Jommer Hernandez – Hernandez was one of the bigger signings during the 2017-18 international class, but he was forced to repeat the DSL in 2019, after a poor rookie season. He posted a .317 average and an .829 OPS in 2019, while showing a slight increase in his walk rate and a nice improvement in his strikeout rate, which wasn’t bad to begin with in 2018. Hernandez did a great job defensively behind the plate, though he split his time evenly between catching and first base. He threw out 50% of runners attempting to steal in 2019. He was at Pirate City for Spring Training this year.

Geovanny Planchart – Planchart was also at Pirate City this spring. He was one of the final signings of the 2018-19 signing period. At 17 years old in the DSL last year (he’s now 18), he batted .368 in 32 games, with more walks than strikeouts. After the season, he was invited to the Fall Instructional League in Bradenton. Planchart threw out 42% of runners in his limited time, but also committed eight errors. It’s a relatively small sample size, yet there is some intrigue here due to those numbers on offense. The drawback is that it was a rather empty (very high) average, with just two extra-base hits.

Darwin Baez – Baez played his second season in the DSL in 2019 and showed improved power and a better contact rate. His .715 OPS is above average for the DSL, but as a second year player, it’s not enough to turn heads. Baez saw less time behind the plate in 2019, with more of his time spent at first base. His 28.5% caught stealing rate is fairly low for the DSL.

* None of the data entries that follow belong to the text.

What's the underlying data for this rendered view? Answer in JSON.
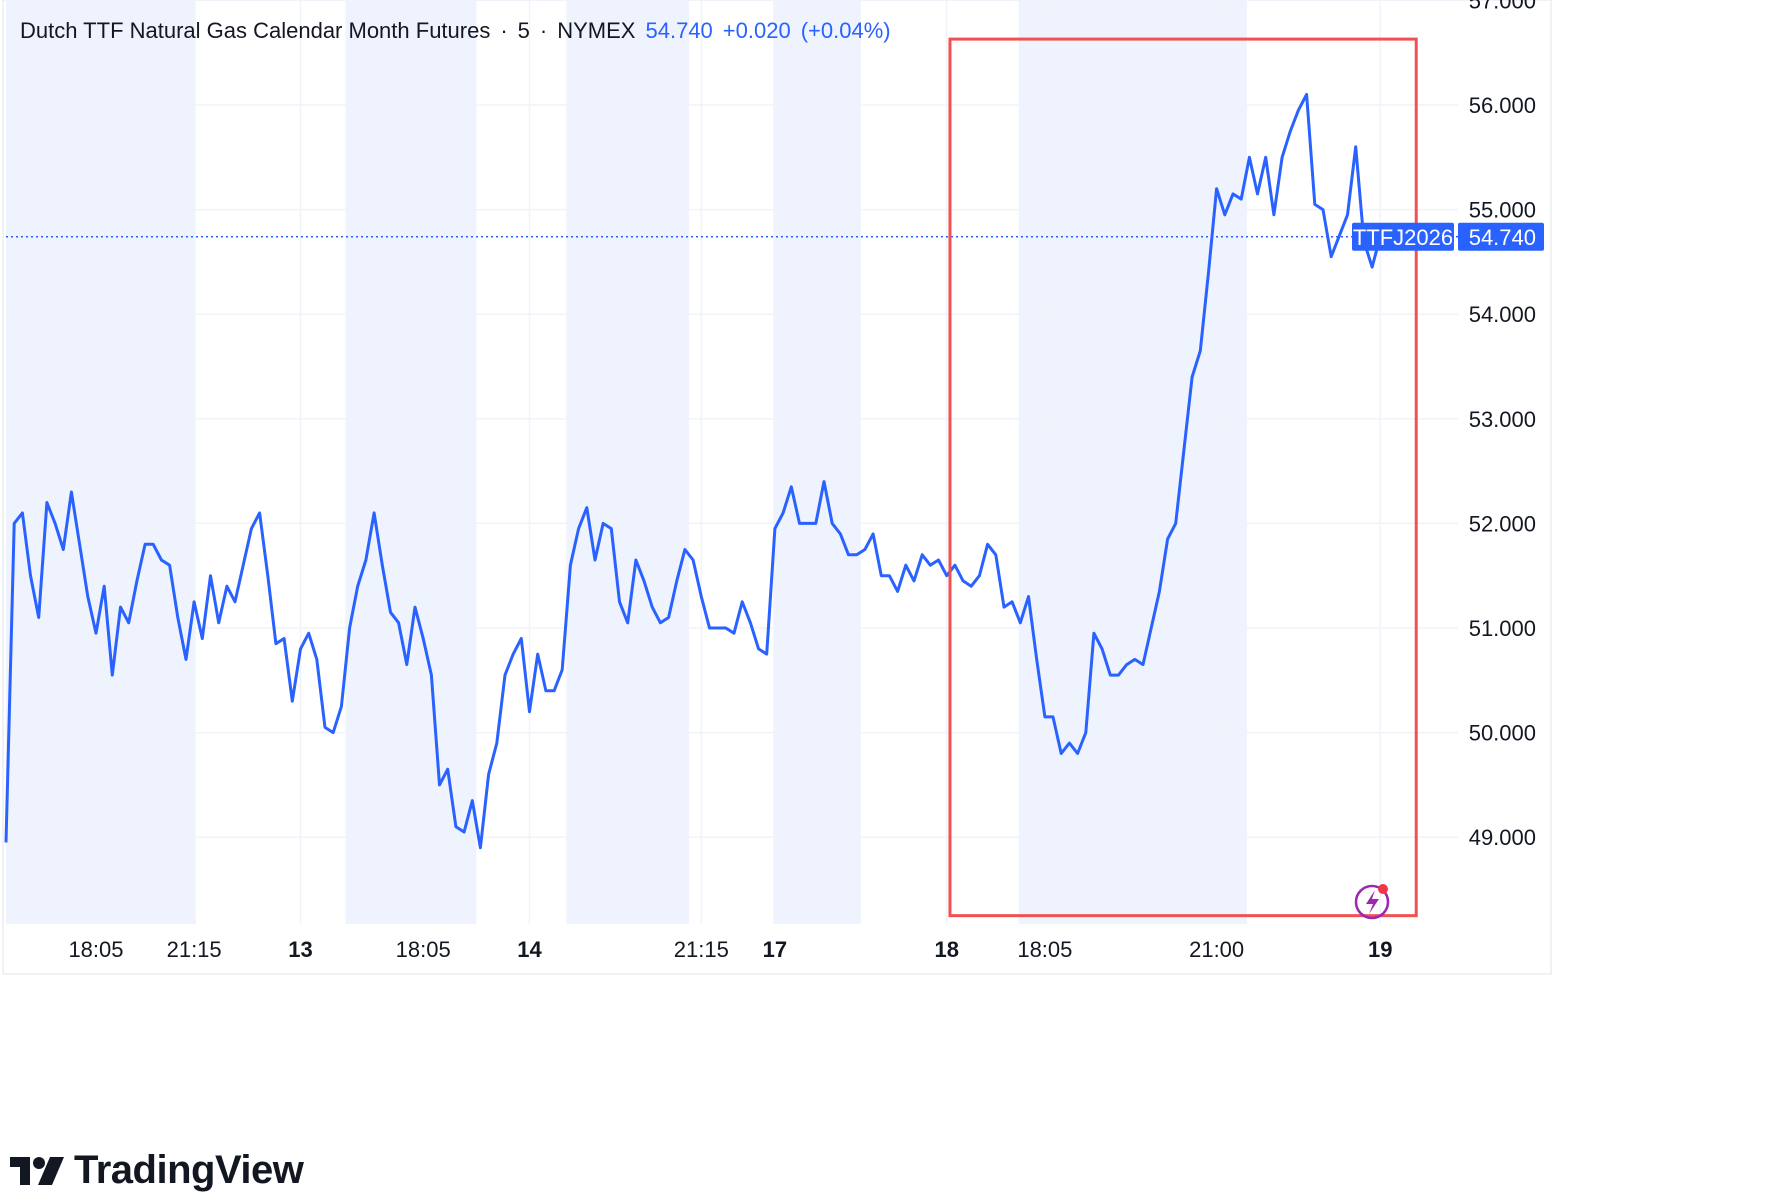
{
  "header": {
    "title": "Dutch TTF Natural Gas Calendar Month Futures",
    "interval": "5",
    "exchange": "NYMEX",
    "last_price": "54.740",
    "change": "+0.020",
    "change_pct": "(+0.04%)"
  },
  "labels": {
    "symbol_tag": "TTFJ2026",
    "price_tag": "54.740"
  },
  "brand": {
    "name": "TradingView"
  },
  "colors": {
    "line": "#2962ff",
    "session_shade": "#eef3fe",
    "highlight_box": "#f05252",
    "grid": "#f0f3fa",
    "text": "#131722"
  },
  "chart_data": {
    "type": "line",
    "title": "Dutch TTF Natural Gas Calendar Month Futures",
    "xlabel": "",
    "ylabel": "",
    "ylim": [
      48.2,
      57.0
    ],
    "grid": true,
    "legend": "none",
    "yticks": [
      "57.000",
      "56.000",
      "55.000",
      "54.000",
      "53.000",
      "52.000",
      "51.000",
      "50.000",
      "49.000"
    ],
    "xticks": [
      {
        "i": 11,
        "label": "18:05",
        "bold": false
      },
      {
        "i": 23,
        "label": "21:15",
        "bold": false
      },
      {
        "i": 36,
        "label": "13",
        "bold": true
      },
      {
        "i": 51,
        "label": "18:05",
        "bold": false
      },
      {
        "i": 64,
        "label": "14",
        "bold": true
      },
      {
        "i": 85,
        "label": "21:15",
        "bold": false
      },
      {
        "i": 94,
        "label": "17",
        "bold": true
      },
      {
        "i": 115,
        "label": "18",
        "bold": true
      },
      {
        "i": 127,
        "label": "18:05",
        "bold": false
      },
      {
        "i": 148,
        "label": "21:00",
        "bold": false
      },
      {
        "i": 168,
        "label": "19",
        "bold": true
      }
    ],
    "session_bands": [
      [
        0,
        23.2
      ],
      [
        41.5,
        57.5
      ],
      [
        68.5,
        83.5
      ],
      [
        93.8,
        104.5
      ],
      [
        123.8,
        151.7
      ]
    ],
    "highlight": {
      "x_from": 115.4,
      "x_to": 172.4,
      "y_from": 48.25,
      "y_to": 56.63
    },
    "last_value": 54.74,
    "series": [
      {
        "values": [
          48.95,
          52.0,
          52.1,
          51.5,
          51.1,
          52.2,
          52.0,
          51.75,
          52.3,
          51.8,
          51.3,
          50.95,
          51.4,
          50.55,
          51.2,
          51.05,
          51.45,
          51.8,
          51.8,
          51.65,
          51.6,
          51.1,
          50.7,
          51.25,
          50.9,
          51.5,
          51.05,
          51.4,
          51.25,
          51.6,
          51.95,
          52.1,
          51.5,
          50.85,
          50.9,
          50.3,
          50.8,
          50.95,
          50.7,
          50.05,
          50.0,
          50.25,
          51.0,
          51.4,
          51.65,
          52.1,
          51.6,
          51.15,
          51.05,
          50.65,
          51.2,
          50.9,
          50.55,
          49.5,
          49.65,
          49.1,
          49.05,
          49.35,
          48.9,
          49.6,
          49.9,
          50.55,
          50.75,
          50.9,
          50.2,
          50.75,
          50.4,
          50.4,
          50.6,
          51.6,
          51.95,
          52.15,
          51.65,
          52.0,
          51.95,
          51.25,
          51.05,
          51.65,
          51.45,
          51.2,
          51.05,
          51.1,
          51.45,
          51.75,
          51.65,
          51.3,
          51.0,
          51.0,
          51.0,
          50.95,
          51.25,
          51.05,
          50.8,
          50.75,
          51.95,
          52.1,
          52.35,
          52.0,
          52.0,
          52.0,
          52.4,
          52.0,
          51.9,
          51.7,
          51.7,
          51.75,
          51.9,
          51.5,
          51.5,
          51.35,
          51.6,
          51.45,
          51.7,
          51.6,
          51.65,
          51.5,
          51.6,
          51.45,
          51.4,
          51.5,
          51.8,
          51.7,
          51.2,
          51.25,
          51.05,
          51.3,
          50.7,
          50.15,
          50.15,
          49.8,
          49.9,
          49.8,
          50.0,
          50.95,
          50.8,
          50.55,
          50.55,
          50.65,
          50.7,
          50.65,
          51.0,
          51.35,
          51.85,
          52.0,
          52.7,
          53.4,
          53.65,
          54.4,
          55.2,
          54.95,
          55.15,
          55.1,
          55.5,
          55.15,
          55.5,
          54.95,
          55.5,
          55.75,
          55.95,
          56.1,
          55.05,
          55.0,
          54.55,
          54.75,
          54.95,
          55.6,
          54.7,
          54.45,
          54.74
        ]
      }
    ]
  }
}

Jhan Polanco – Polanco was at Pirate City this spring and also during last September for the Fall Instructional League. He had a solid season in 2019, showing nice patience at the plate and solid contact skills. He was a late signing during the 2017-18 international class, though he wasn’t a complete unknown. Polanco struggled in limited playing time in 2018, then improved all aspects of his game last year. He’s a 19-year-old switch-hitter.

Rafael Escalante – Escalante only hit .207 in his first season of pro ball this past summer, but he showed nice power and had more walks than strikeouts. He was playing some first base along with catching, but before he signed with the Pirates, he was a shortstop. Escalante was very athletic, with above average speed and a strong arm. As a catcher, he is a bit of a project due to the lack of experience. There are definitely tools here between the power, speed, arm and plate patience.

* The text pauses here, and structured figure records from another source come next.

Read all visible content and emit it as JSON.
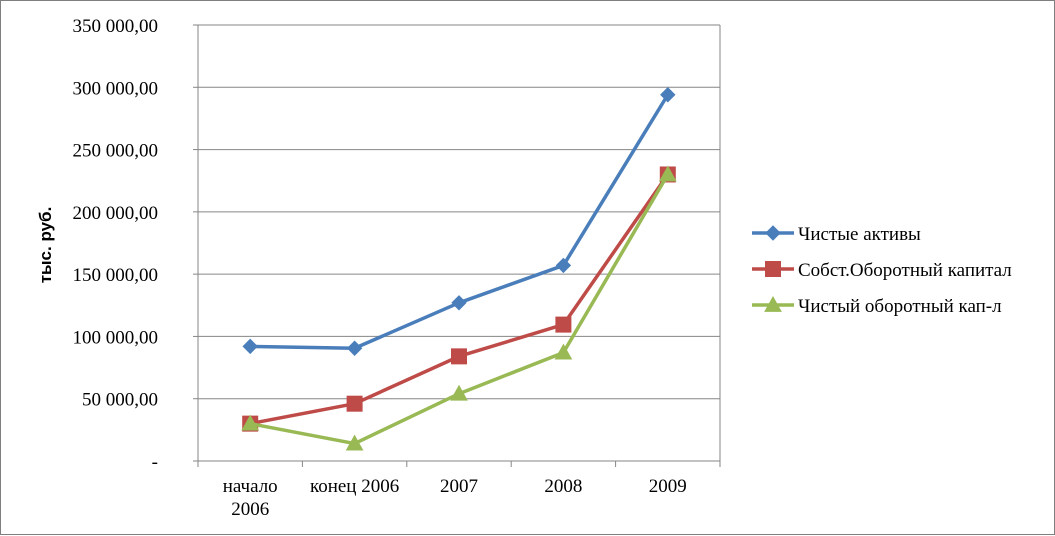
{
  "chart_data": {
    "type": "line",
    "title": "",
    "xlabel": "",
    "ylabel": "тыс. руб.",
    "ylim": [
      0,
      350000
    ],
    "y_ticks": [
      {
        "value": 0,
        "label": "-"
      },
      {
        "value": 50000,
        "label": "50 000,00"
      },
      {
        "value": 100000,
        "label": "100 000,00"
      },
      {
        "value": 150000,
        "label": "150 000,00"
      },
      {
        "value": 200000,
        "label": "200 000,00"
      },
      {
        "value": 250000,
        "label": "250 000,00"
      },
      {
        "value": 300000,
        "label": "300 000,00"
      },
      {
        "value": 350000,
        "label": "350 000,00"
      }
    ],
    "categories": [
      [
        "начало",
        "2006"
      ],
      [
        "конец 2006"
      ],
      [
        "2007"
      ],
      [
        "2008"
      ],
      [
        "2009"
      ]
    ],
    "grid": true,
    "legend_position": "right",
    "series": [
      {
        "name": "Чистые активы",
        "color": "#4a7ebb",
        "marker": "diamond",
        "values": [
          92000,
          90500,
          127000,
          157000,
          294000
        ]
      },
      {
        "name": "Собст.Оборотный капитал",
        "color": "#be4b48",
        "marker": "square",
        "values": [
          30000,
          46000,
          84000,
          109500,
          230000
        ]
      },
      {
        "name": "Чистый оборотный кап-л",
        "color": "#98b954",
        "marker": "triangle",
        "values": [
          30000,
          14000,
          54000,
          87000,
          230000
        ]
      }
    ]
  }
}
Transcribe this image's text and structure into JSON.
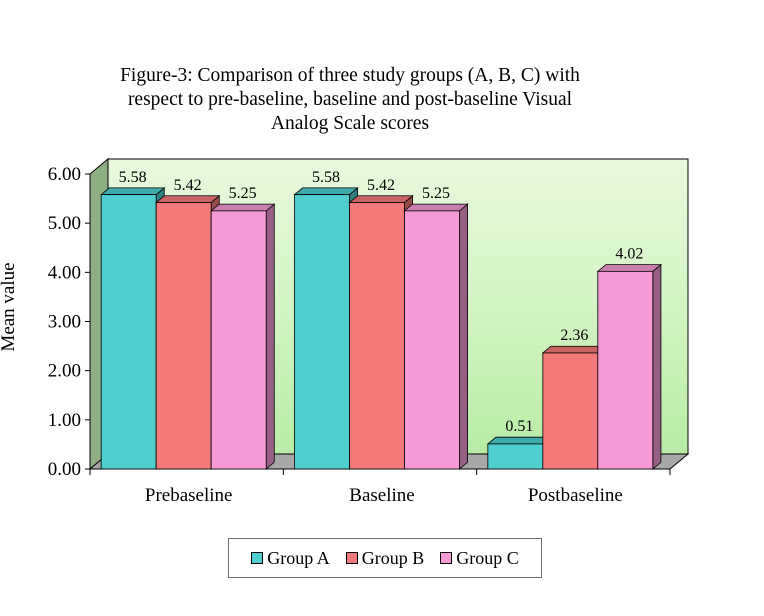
{
  "chart_data": {
    "type": "bar",
    "title": "Figure-3: Comparison of three study groups (A, B, C) with respect to pre-baseline, baseline and post-baseline Visual Analog Scale scores",
    "title_lines": [
      "Figure-3: Comparison of three study groups (A, B, C) with",
      "respect to pre-baseline, baseline and post-baseline Visual",
      "Analog Scale scores"
    ],
    "xlabel": "",
    "ylabel": "Mean value",
    "ylim": [
      0,
      6
    ],
    "yticks": [
      "0.00",
      "1.00",
      "2.00",
      "3.00",
      "4.00",
      "5.00",
      "6.00"
    ],
    "categories": [
      "Prebaseline",
      "Baseline",
      "Postbaseline"
    ],
    "series": [
      {
        "name": "Group A",
        "color": "#4fcfcf",
        "values": [
          5.58,
          5.58,
          0.51
        ],
        "labels": [
          "5.58",
          "5.58",
          "0.51"
        ]
      },
      {
        "name": "Group B",
        "color": "#f47a7a",
        "values": [
          5.42,
          5.42,
          2.36
        ],
        "labels": [
          "5.42",
          "5.42",
          "2.36"
        ]
      },
      {
        "name": "Group C",
        "color": "#f59ad6",
        "values": [
          5.25,
          5.25,
          4.02
        ],
        "labels": [
          "5.25",
          "5.25",
          "4.02"
        ]
      }
    ],
    "grid": false,
    "legend_position": "bottom",
    "style": "3d-bar"
  }
}
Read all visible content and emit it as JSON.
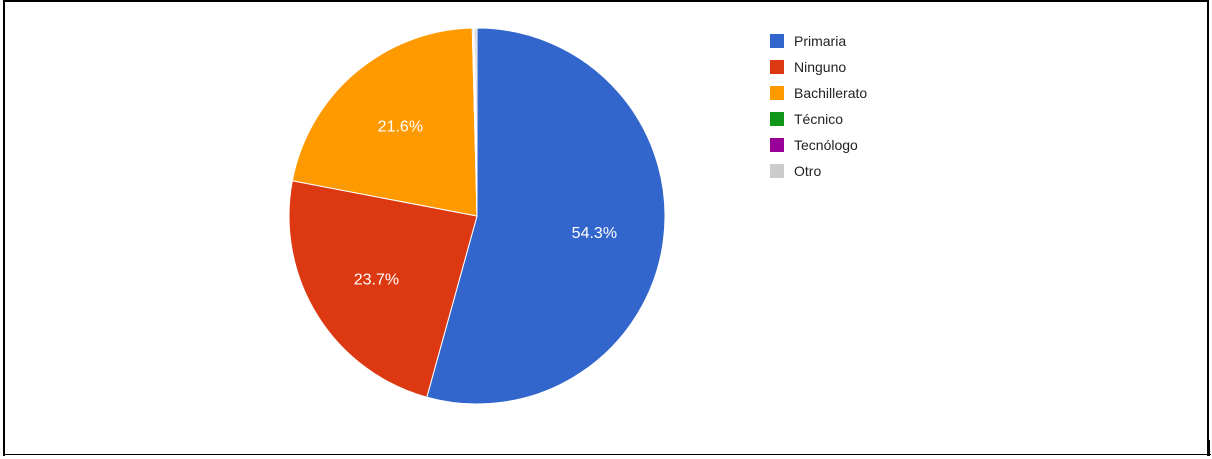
{
  "chart_data": {
    "type": "pie",
    "slices": [
      {
        "label": "Primaria",
        "value": 54.3,
        "display": "54.3%",
        "color": "#3366cc"
      },
      {
        "label": "Ninguno",
        "value": 23.7,
        "display": "23.7%",
        "color": "#dc3912"
      },
      {
        "label": "Bachillerato",
        "value": 21.6,
        "display": "21.6%",
        "color": "#ff9900"
      },
      {
        "label": "Técnico",
        "value": 0.1,
        "display": "",
        "color": "#109618"
      },
      {
        "label": "Tecnólogo",
        "value": 0.1,
        "display": "",
        "color": "#990099"
      },
      {
        "label": "Otro",
        "value": 0.2,
        "display": "",
        "color": "#cccccc"
      }
    ],
    "legend_position": "right",
    "start_angle_deg": 0,
    "direction": "clockwise"
  }
}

Luis Hernandez – Here’s an interesting case for one reason in particular. Hernandez was a backup with the Pirates during their next to last Spring Training game. You don’t see DSL players in MLB Spring Training games, so that could be a positive for Hernandez. Unfortunately, he appears to be a glove only catcher at this point and getting called on to backup would certainly indicate better defensive skills. Hernandez threw out 53.3% of runners in 2019. On the flip side, he hit .232 with one extra-base hit and a mediocre BB/SO ratio. He’s also small for a catcher at 5’9″, 150 pounds.

Juan Mena – Mena got a decent scouting report when he signed in 2017, but in two seasons in the DSL, he hasn’t been able to get a full-time role. He has 184 at-bats in two seasons and showed improvements this year, even though he didn’t receive extra playing time with the better stats. He wasn’t among the players in the U.S. and turns 20 years old this summer, so those aren’t good signs.

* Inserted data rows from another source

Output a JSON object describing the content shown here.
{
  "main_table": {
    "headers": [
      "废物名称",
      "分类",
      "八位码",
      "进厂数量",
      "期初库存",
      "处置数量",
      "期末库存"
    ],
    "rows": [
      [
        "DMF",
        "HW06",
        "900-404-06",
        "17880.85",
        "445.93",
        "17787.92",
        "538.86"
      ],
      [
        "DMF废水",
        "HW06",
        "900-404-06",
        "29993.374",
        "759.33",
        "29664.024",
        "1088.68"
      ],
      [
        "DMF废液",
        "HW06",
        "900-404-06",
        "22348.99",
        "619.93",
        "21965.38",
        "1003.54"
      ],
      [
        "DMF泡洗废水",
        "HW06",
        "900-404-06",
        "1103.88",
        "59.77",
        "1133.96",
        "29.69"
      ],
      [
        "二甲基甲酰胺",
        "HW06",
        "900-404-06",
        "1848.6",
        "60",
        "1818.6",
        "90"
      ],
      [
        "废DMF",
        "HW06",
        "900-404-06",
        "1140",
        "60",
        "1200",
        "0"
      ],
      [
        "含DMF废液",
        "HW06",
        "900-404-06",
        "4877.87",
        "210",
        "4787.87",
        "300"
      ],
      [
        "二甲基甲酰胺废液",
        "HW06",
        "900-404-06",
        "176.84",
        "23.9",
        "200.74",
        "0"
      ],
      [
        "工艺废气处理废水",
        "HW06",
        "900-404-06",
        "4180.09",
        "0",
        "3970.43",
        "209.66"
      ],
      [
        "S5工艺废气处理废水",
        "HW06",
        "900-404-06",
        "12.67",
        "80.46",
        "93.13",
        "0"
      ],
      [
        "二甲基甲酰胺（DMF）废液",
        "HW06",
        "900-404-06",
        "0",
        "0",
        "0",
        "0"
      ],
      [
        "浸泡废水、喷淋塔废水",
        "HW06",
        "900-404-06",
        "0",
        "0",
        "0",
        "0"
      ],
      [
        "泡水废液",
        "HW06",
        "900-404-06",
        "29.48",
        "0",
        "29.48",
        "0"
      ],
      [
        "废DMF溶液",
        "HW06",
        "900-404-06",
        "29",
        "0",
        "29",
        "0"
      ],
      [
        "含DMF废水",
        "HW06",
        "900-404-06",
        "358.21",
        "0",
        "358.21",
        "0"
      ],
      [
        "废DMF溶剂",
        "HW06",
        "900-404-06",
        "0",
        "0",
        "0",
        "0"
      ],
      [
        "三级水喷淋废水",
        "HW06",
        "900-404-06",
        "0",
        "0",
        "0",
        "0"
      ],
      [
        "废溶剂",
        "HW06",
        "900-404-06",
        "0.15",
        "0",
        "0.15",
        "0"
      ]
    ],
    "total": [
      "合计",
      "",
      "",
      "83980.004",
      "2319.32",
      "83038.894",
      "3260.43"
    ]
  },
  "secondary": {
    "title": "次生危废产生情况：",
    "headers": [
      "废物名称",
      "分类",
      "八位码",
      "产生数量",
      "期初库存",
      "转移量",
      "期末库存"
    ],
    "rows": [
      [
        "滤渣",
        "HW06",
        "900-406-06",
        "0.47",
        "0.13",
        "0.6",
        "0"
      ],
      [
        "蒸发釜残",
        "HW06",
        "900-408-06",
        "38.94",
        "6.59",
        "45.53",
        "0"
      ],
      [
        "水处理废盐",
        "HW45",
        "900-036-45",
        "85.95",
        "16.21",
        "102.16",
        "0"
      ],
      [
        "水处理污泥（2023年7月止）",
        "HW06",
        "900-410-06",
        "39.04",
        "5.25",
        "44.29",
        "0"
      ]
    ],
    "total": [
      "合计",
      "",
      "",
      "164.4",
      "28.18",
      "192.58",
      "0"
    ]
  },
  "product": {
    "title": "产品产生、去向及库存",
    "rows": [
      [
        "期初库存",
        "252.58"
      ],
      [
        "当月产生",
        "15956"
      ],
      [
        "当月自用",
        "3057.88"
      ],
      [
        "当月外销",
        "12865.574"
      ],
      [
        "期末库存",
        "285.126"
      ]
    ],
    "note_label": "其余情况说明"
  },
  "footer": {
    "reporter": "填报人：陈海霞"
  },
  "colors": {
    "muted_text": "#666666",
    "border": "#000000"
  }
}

Fabian Urbina – Urbina was originally an infielder, who switched to catcher before he signed with the Pirates. Since signing, he has played one game at catcher and 19 in the infield. I included him here because he’s taking turns behind the plate during the spring in the Dominican, but he’s probably the least likely among these players to stick behind the plate. At 5’8″, 150, he’s a small target for pitchers, plus he’s also very athletic, so infield seems more likely.

As a group, it’s not that exciting. You have some players who showed nice stats in 2019, but no one got consideration for our top ten list, which included five extra names. The two most intriguing players here are the 2019-20 signings. Both of them are power hitters with the defensive skills to remain behind the plate.